Berndt Donald J, McCart James A, Luther Stephen L
Consortium for Health Informatics Research (CHIR), HSR&D/RR&D Center of Excellence: Maximizing Rehabilitation Outcomes, Tampa, FL.
AMIA Annu Symp Proc. 2010 Nov 13;2010:41-5.
Statistical text mining treats documents as bags of words, with a focus on term frequencies within documents and across document collections. Unlike natural language processing (NLP) techniques that rely on an engineered vocabulary or a full-featured ontology, statistical approaches do not make use of domain-specific knowledge. The freedom from biases can be an advantage, but at the cost of ignoring potentially valuable knowledge. The approach proposed here investigates a hybrid strategy based on computing graph measures of term importance over an entire ontology and injecting the measures into the statistical text mining process. As a starting point, we adapt existing search engine algorithms such as PageRank and HITS to determine term importance within an ontology graph. The graph-theoretic approach is evaluated using a smoking data set from the i2b2 National Center for Biomedical Computing, cast as a simple binary classification task for categorizing smoking-related documents, demonstrating consistent improvements in accuracy.

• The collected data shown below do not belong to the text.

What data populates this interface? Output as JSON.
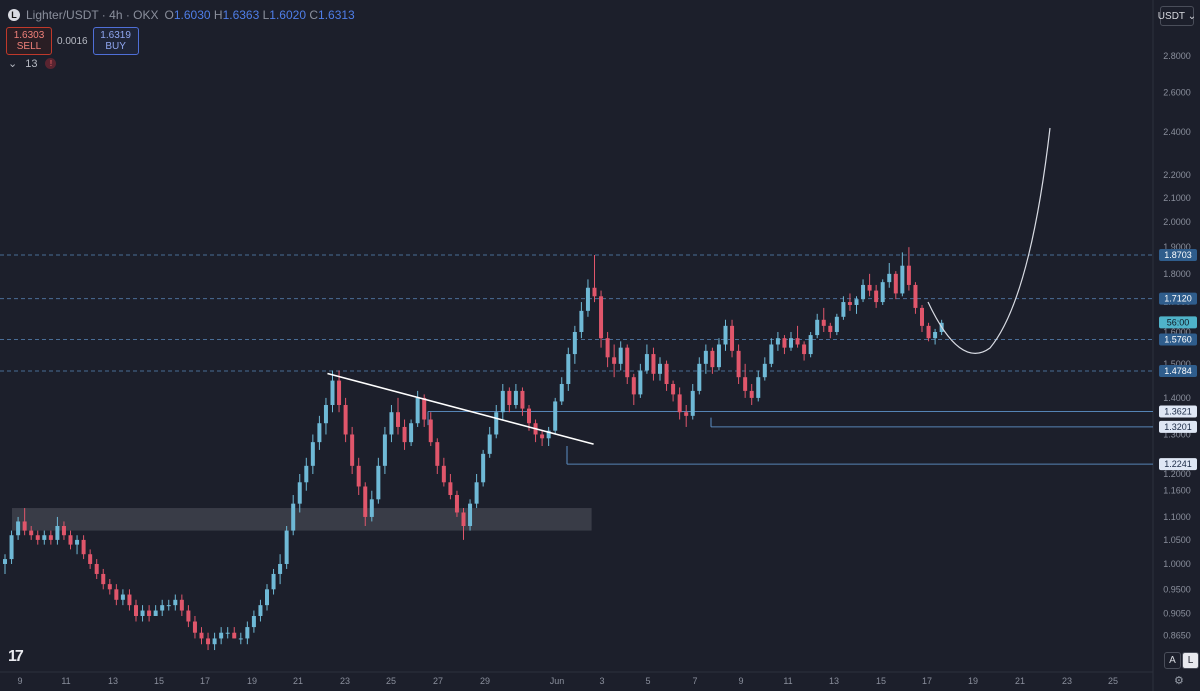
{
  "header": {
    "symbol": "Lighter/USDT · 4h · OKX",
    "open_label": "O",
    "open": "1.6030",
    "high_label": "H",
    "high": "1.6363",
    "low_label": "L",
    "low": "1.6020",
    "close_label": "C",
    "close": "1.6313"
  },
  "trade": {
    "sell_price": "1.6303",
    "sell_label": "SELL",
    "spread": "0.0016",
    "buy_price": "1.6319",
    "buy_label": "BUY"
  },
  "indicator": {
    "count": "13",
    "warning": "!"
  },
  "currency": "USDT",
  "bottom": {
    "auto_label": "A",
    "log_label": "L",
    "logo_text": "17"
  },
  "colors": {
    "background": "#1c1f2b",
    "up": "#6fb9d6",
    "down": "#e0566b",
    "level_line": "#5c8fc4",
    "trend_line": "#ffffff",
    "zone": "#5d606b"
  },
  "chart_data": {
    "type": "candlestick",
    "timeframe": "4h",
    "y_scale": "log",
    "ylim": [
      0.81,
      2.95
    ],
    "y_ticks": [
      2.8,
      2.6,
      2.4,
      2.2,
      2.1,
      2.0,
      1.9,
      1.8,
      1.7,
      1.6,
      1.5,
      1.4,
      1.3,
      1.2,
      1.16,
      1.1,
      1.05,
      1.0,
      0.95,
      0.905,
      0.865
    ],
    "y_tick_labels": [
      "2.8000",
      "2.6000",
      "2.4000",
      "2.2000",
      "2.1000",
      "2.0000",
      "1.9000",
      "1.8000",
      "1.7000",
      "1.6000",
      "1.5000",
      "1.4000",
      "1.3000",
      "1.2000",
      "1.1600",
      "1.1000",
      "1.0500",
      "1.0000",
      "0.9500",
      "0.9050",
      "0.8650"
    ],
    "x_ticks": [
      "9",
      "11",
      "13",
      "15",
      "17",
      "19",
      "21",
      "23",
      "25",
      "27",
      "29",
      "Jun",
      "3",
      "5",
      "7",
      "9",
      "11",
      "13",
      "15",
      "17",
      "19",
      "21",
      "23",
      "25"
    ],
    "price_levels": [
      {
        "label": "1.8703",
        "value": 1.8703,
        "style": "dashed"
      },
      {
        "label": "1.7120",
        "value": 1.712,
        "style": "dashed"
      },
      {
        "label": "1.5760",
        "value": 1.576,
        "style": "dashed"
      },
      {
        "label": "1.4784",
        "value": 1.4784,
        "style": "dashed"
      },
      {
        "label": "1.3621",
        "value": 1.3621,
        "style": "solid"
      },
      {
        "label": "1.3201",
        "value": 1.3201,
        "style": "solid"
      },
      {
        "label": "1.2241",
        "value": 1.2241,
        "style": "solid"
      }
    ],
    "countdown_label": "56:00",
    "last_price": 1.6313,
    "candles": [
      [
        1.0,
        1.02,
        0.98,
        1.01
      ],
      [
        1.01,
        1.07,
        1.0,
        1.06
      ],
      [
        1.06,
        1.1,
        1.05,
        1.09
      ],
      [
        1.09,
        1.12,
        1.06,
        1.07
      ],
      [
        1.07,
        1.08,
        1.05,
        1.06
      ],
      [
        1.06,
        1.07,
        1.04,
        1.05
      ],
      [
        1.05,
        1.07,
        1.04,
        1.06
      ],
      [
        1.06,
        1.07,
        1.04,
        1.05
      ],
      [
        1.05,
        1.1,
        1.04,
        1.08
      ],
      [
        1.08,
        1.09,
        1.05,
        1.06
      ],
      [
        1.06,
        1.07,
        1.03,
        1.04
      ],
      [
        1.04,
        1.06,
        1.02,
        1.05
      ],
      [
        1.05,
        1.06,
        1.01,
        1.02
      ],
      [
        1.02,
        1.03,
        0.99,
        1.0
      ],
      [
        1.0,
        1.01,
        0.97,
        0.98
      ],
      [
        0.98,
        0.99,
        0.95,
        0.96
      ],
      [
        0.96,
        0.97,
        0.94,
        0.95
      ],
      [
        0.95,
        0.96,
        0.92,
        0.93
      ],
      [
        0.93,
        0.95,
        0.92,
        0.94
      ],
      [
        0.94,
        0.95,
        0.91,
        0.92
      ],
      [
        0.92,
        0.93,
        0.89,
        0.9
      ],
      [
        0.9,
        0.92,
        0.89,
        0.91
      ],
      [
        0.91,
        0.92,
        0.89,
        0.9
      ],
      [
        0.9,
        0.92,
        0.9,
        0.91
      ],
      [
        0.91,
        0.93,
        0.9,
        0.92
      ],
      [
        0.92,
        0.93,
        0.91,
        0.92
      ],
      [
        0.92,
        0.94,
        0.91,
        0.93
      ],
      [
        0.93,
        0.94,
        0.9,
        0.91
      ],
      [
        0.91,
        0.92,
        0.88,
        0.89
      ],
      [
        0.89,
        0.9,
        0.86,
        0.87
      ],
      [
        0.87,
        0.88,
        0.85,
        0.86
      ],
      [
        0.86,
        0.87,
        0.84,
        0.85
      ],
      [
        0.85,
        0.87,
        0.84,
        0.86
      ],
      [
        0.86,
        0.88,
        0.85,
        0.87
      ],
      [
        0.87,
        0.88,
        0.86,
        0.87
      ],
      [
        0.87,
        0.88,
        0.86,
        0.86
      ],
      [
        0.86,
        0.87,
        0.85,
        0.86
      ],
      [
        0.86,
        0.89,
        0.85,
        0.88
      ],
      [
        0.88,
        0.91,
        0.87,
        0.9
      ],
      [
        0.9,
        0.93,
        0.89,
        0.92
      ],
      [
        0.92,
        0.96,
        0.91,
        0.95
      ],
      [
        0.95,
        0.99,
        0.94,
        0.98
      ],
      [
        0.98,
        1.02,
        0.96,
        1.0
      ],
      [
        1.0,
        1.08,
        0.99,
        1.07
      ],
      [
        1.07,
        1.15,
        1.06,
        1.13
      ],
      [
        1.13,
        1.2,
        1.11,
        1.18
      ],
      [
        1.18,
        1.24,
        1.16,
        1.22
      ],
      [
        1.22,
        1.3,
        1.2,
        1.28
      ],
      [
        1.28,
        1.35,
        1.26,
        1.33
      ],
      [
        1.33,
        1.4,
        1.3,
        1.38
      ],
      [
        1.38,
        1.48,
        1.36,
        1.45
      ],
      [
        1.45,
        1.48,
        1.36,
        1.38
      ],
      [
        1.38,
        1.4,
        1.28,
        1.3
      ],
      [
        1.3,
        1.32,
        1.2,
        1.22
      ],
      [
        1.22,
        1.24,
        1.15,
        1.17
      ],
      [
        1.17,
        1.18,
        1.08,
        1.1
      ],
      [
        1.1,
        1.16,
        1.09,
        1.14
      ],
      [
        1.14,
        1.24,
        1.13,
        1.22
      ],
      [
        1.22,
        1.32,
        1.2,
        1.3
      ],
      [
        1.3,
        1.38,
        1.28,
        1.36
      ],
      [
        1.36,
        1.4,
        1.3,
        1.32
      ],
      [
        1.32,
        1.34,
        1.26,
        1.28
      ],
      [
        1.28,
        1.34,
        1.27,
        1.33
      ],
      [
        1.33,
        1.42,
        1.32,
        1.4
      ],
      [
        1.4,
        1.41,
        1.32,
        1.34
      ],
      [
        1.34,
        1.36,
        1.27,
        1.28
      ],
      [
        1.28,
        1.29,
        1.2,
        1.22
      ],
      [
        1.22,
        1.24,
        1.17,
        1.18
      ],
      [
        1.18,
        1.2,
        1.14,
        1.15
      ],
      [
        1.15,
        1.16,
        1.1,
        1.11
      ],
      [
        1.11,
        1.12,
        1.05,
        1.08
      ],
      [
        1.08,
        1.14,
        1.07,
        1.13
      ],
      [
        1.13,
        1.2,
        1.12,
        1.18
      ],
      [
        1.18,
        1.26,
        1.17,
        1.25
      ],
      [
        1.25,
        1.32,
        1.24,
        1.3
      ],
      [
        1.3,
        1.38,
        1.29,
        1.36
      ],
      [
        1.36,
        1.44,
        1.34,
        1.42
      ],
      [
        1.42,
        1.43,
        1.36,
        1.38
      ],
      [
        1.38,
        1.44,
        1.37,
        1.42
      ],
      [
        1.42,
        1.43,
        1.35,
        1.37
      ],
      [
        1.37,
        1.38,
        1.31,
        1.33
      ],
      [
        1.33,
        1.34,
        1.28,
        1.3
      ],
      [
        1.3,
        1.31,
        1.27,
        1.29
      ],
      [
        1.29,
        1.32,
        1.27,
        1.31
      ],
      [
        1.31,
        1.4,
        1.3,
        1.39
      ],
      [
        1.39,
        1.46,
        1.38,
        1.44
      ],
      [
        1.44,
        1.55,
        1.42,
        1.53
      ],
      [
        1.53,
        1.62,
        1.5,
        1.6
      ],
      [
        1.6,
        1.7,
        1.58,
        1.67
      ],
      [
        1.67,
        1.78,
        1.65,
        1.75
      ],
      [
        1.75,
        1.87,
        1.7,
        1.72
      ],
      [
        1.72,
        1.74,
        1.55,
        1.58
      ],
      [
        1.58,
        1.6,
        1.49,
        1.52
      ],
      [
        1.52,
        1.56,
        1.46,
        1.5
      ],
      [
        1.5,
        1.57,
        1.48,
        1.55
      ],
      [
        1.55,
        1.56,
        1.44,
        1.46
      ],
      [
        1.46,
        1.47,
        1.38,
        1.41
      ],
      [
        1.41,
        1.5,
        1.4,
        1.48
      ],
      [
        1.48,
        1.56,
        1.47,
        1.53
      ],
      [
        1.53,
        1.55,
        1.45,
        1.47
      ],
      [
        1.47,
        1.52,
        1.45,
        1.5
      ],
      [
        1.5,
        1.51,
        1.42,
        1.44
      ],
      [
        1.44,
        1.45,
        1.39,
        1.41
      ],
      [
        1.41,
        1.43,
        1.34,
        1.36
      ],
      [
        1.36,
        1.38,
        1.32,
        1.35
      ],
      [
        1.35,
        1.44,
        1.34,
        1.42
      ],
      [
        1.42,
        1.52,
        1.41,
        1.5
      ],
      [
        1.5,
        1.56,
        1.47,
        1.54
      ],
      [
        1.54,
        1.55,
        1.47,
        1.49
      ],
      [
        1.49,
        1.58,
        1.48,
        1.56
      ],
      [
        1.56,
        1.64,
        1.54,
        1.62
      ],
      [
        1.62,
        1.64,
        1.52,
        1.54
      ],
      [
        1.54,
        1.56,
        1.44,
        1.46
      ],
      [
        1.46,
        1.5,
        1.4,
        1.42
      ],
      [
        1.42,
        1.44,
        1.38,
        1.4
      ],
      [
        1.4,
        1.48,
        1.39,
        1.46
      ],
      [
        1.46,
        1.52,
        1.45,
        1.5
      ],
      [
        1.5,
        1.58,
        1.49,
        1.56
      ],
      [
        1.56,
        1.6,
        1.54,
        1.58
      ],
      [
        1.58,
        1.59,
        1.53,
        1.55
      ],
      [
        1.55,
        1.6,
        1.54,
        1.58
      ],
      [
        1.58,
        1.62,
        1.55,
        1.56
      ],
      [
        1.56,
        1.57,
        1.51,
        1.53
      ],
      [
        1.53,
        1.6,
        1.52,
        1.59
      ],
      [
        1.59,
        1.66,
        1.58,
        1.64
      ],
      [
        1.64,
        1.68,
        1.6,
        1.62
      ],
      [
        1.62,
        1.63,
        1.58,
        1.6
      ],
      [
        1.6,
        1.66,
        1.59,
        1.65
      ],
      [
        1.65,
        1.72,
        1.64,
        1.7
      ],
      [
        1.7,
        1.73,
        1.67,
        1.69
      ],
      [
        1.69,
        1.72,
        1.66,
        1.71
      ],
      [
        1.71,
        1.78,
        1.7,
        1.76
      ],
      [
        1.76,
        1.8,
        1.72,
        1.74
      ],
      [
        1.74,
        1.76,
        1.68,
        1.7
      ],
      [
        1.7,
        1.78,
        1.69,
        1.77
      ],
      [
        1.77,
        1.84,
        1.75,
        1.8
      ],
      [
        1.8,
        1.81,
        1.71,
        1.73
      ],
      [
        1.73,
        1.88,
        1.72,
        1.83
      ],
      [
        1.83,
        1.9,
        1.74,
        1.76
      ],
      [
        1.76,
        1.77,
        1.66,
        1.68
      ],
      [
        1.68,
        1.69,
        1.6,
        1.62
      ],
      [
        1.62,
        1.63,
        1.57,
        1.58
      ],
      [
        1.58,
        1.61,
        1.56,
        1.6
      ],
      [
        1.6,
        1.64,
        1.59,
        1.63
      ]
    ],
    "zone": {
      "x_start_index": 0,
      "x_end_index": 72,
      "y_low": 1.07,
      "y_high": 1.12
    },
    "trendline": {
      "from": [
        39,
        1.48
      ],
      "to": [
        72,
        1.28
      ]
    },
    "projection_curve": "rounded bottom near 1.50 rising toward 2.40"
  }
}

统计文本挖掘将文档视为词袋,重点关注文档内部以及跨文档集合的词频。与依赖人工构建词汇表或功能齐全的本体的自然语言处理(NLP)技术不同,统计方法不利用特定领域的知识。不受偏见影响可能是一个优势,但代价是忽略了潜在的有价值的知识。这里提出的方法研究了一种混合策略,该策略基于计算整个本体中词的重要性的图度量,并将这些度量注入到统计文本挖掘过程中。作为起点,我们采用诸如PageRank和HITS等现有的搜索引擎算法来确定本体图中词的重要性。使用来自i2b2国家生物医学计算中心的吸烟数据集对这种图论方法进行评估,该数据集被设定为对与吸烟相关的文档进行分类的简单二元分类任务,结果表明在准确性方面有持续的提高。